Jack, for his part, was looking for a place to land their little rowboat after it got dark. In the interstices between walled places he could easily make out a fungal huddle of Vagabond-shacks, and with some concerted looking it was not difficult to make out a scrap of mucky, useless river-bank where those persons came down to draw water. Jack got a compass bearing to it, though it remained to be seen how this would serve them when it was dark and the current was pushing them downstream.

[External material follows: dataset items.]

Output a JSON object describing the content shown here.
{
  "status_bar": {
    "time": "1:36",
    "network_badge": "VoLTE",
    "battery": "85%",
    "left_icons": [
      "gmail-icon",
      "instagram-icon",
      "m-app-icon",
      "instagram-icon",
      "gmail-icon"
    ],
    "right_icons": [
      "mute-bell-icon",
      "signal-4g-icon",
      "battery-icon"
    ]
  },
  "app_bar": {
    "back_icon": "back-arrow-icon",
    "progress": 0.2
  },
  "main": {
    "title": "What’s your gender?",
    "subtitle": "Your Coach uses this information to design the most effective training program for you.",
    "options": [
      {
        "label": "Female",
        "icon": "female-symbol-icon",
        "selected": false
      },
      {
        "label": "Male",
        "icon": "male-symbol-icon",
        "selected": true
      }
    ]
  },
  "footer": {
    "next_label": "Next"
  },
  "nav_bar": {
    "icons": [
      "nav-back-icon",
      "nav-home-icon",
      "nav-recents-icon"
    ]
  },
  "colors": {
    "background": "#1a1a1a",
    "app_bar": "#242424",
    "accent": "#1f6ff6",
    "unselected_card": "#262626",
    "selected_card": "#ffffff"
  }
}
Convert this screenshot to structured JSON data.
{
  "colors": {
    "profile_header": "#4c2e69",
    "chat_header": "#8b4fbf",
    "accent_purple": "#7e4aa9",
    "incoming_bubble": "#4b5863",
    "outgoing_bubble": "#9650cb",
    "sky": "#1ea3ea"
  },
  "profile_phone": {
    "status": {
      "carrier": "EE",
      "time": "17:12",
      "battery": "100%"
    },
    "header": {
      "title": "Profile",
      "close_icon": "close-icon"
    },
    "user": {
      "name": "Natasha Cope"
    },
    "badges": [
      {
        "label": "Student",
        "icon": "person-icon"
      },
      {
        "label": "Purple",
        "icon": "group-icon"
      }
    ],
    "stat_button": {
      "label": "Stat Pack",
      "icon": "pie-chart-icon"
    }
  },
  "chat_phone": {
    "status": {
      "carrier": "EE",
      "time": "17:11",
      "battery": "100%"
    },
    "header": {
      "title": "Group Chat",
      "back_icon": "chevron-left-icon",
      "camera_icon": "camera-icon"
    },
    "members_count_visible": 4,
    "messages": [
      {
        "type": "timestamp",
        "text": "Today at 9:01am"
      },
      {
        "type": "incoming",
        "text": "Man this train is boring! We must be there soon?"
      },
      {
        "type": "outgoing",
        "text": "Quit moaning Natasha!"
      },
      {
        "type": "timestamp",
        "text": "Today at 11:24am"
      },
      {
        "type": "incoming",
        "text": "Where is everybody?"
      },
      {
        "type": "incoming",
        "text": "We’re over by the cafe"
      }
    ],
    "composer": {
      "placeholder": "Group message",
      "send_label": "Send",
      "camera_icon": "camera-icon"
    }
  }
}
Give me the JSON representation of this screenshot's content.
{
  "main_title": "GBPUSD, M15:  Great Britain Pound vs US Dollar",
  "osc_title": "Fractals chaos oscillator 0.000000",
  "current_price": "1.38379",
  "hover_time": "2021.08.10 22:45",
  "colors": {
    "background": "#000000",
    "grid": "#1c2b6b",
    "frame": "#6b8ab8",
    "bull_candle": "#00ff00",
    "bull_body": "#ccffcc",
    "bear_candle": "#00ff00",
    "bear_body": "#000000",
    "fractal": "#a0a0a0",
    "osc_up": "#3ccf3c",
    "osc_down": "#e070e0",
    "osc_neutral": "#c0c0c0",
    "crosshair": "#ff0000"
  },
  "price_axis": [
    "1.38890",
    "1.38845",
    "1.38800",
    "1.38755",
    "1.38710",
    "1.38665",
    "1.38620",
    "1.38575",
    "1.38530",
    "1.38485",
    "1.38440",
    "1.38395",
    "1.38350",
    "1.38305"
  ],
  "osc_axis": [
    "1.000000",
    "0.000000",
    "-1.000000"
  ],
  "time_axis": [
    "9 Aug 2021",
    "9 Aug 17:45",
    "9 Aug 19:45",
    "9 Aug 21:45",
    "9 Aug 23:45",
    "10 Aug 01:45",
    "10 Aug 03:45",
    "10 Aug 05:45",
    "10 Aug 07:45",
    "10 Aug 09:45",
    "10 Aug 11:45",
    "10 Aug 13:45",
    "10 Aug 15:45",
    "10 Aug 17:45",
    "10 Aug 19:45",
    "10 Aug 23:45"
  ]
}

“’Twere foolish to go ashore in daylight,” Jeronimo said, “and, when night falls, ’twere foolish
not
to. For smuggling and illicit trade are the only reasons for anyone to visit Sanlúcar de Barrameda nowadays. If we don’t try to do something illegal the night we arrive—why, the authorities will become suspicious!”

“If someone asks…what
kind
of illegal thing should we say we are undertaking?” Jack asked.

“We should say we have a meeting with a certain Spanish gentleman—but that we do not know his real name.”

“Spanish gentlemen, as a rule, are insufferably proud of their names—what sort refuses to identify himself?”

“The sort who meets with heretic scum in the middle of the night,” Jeronimo returned, “and fortunately for
you,
there are many of that sort in yonder town.”

“That schooner is strangely over-crowded with Englishmen and Dutchmen of high rank,” van Hoek offered, pointing with his blue eyes at a rakish vessel anchored a few hundred yards downriver.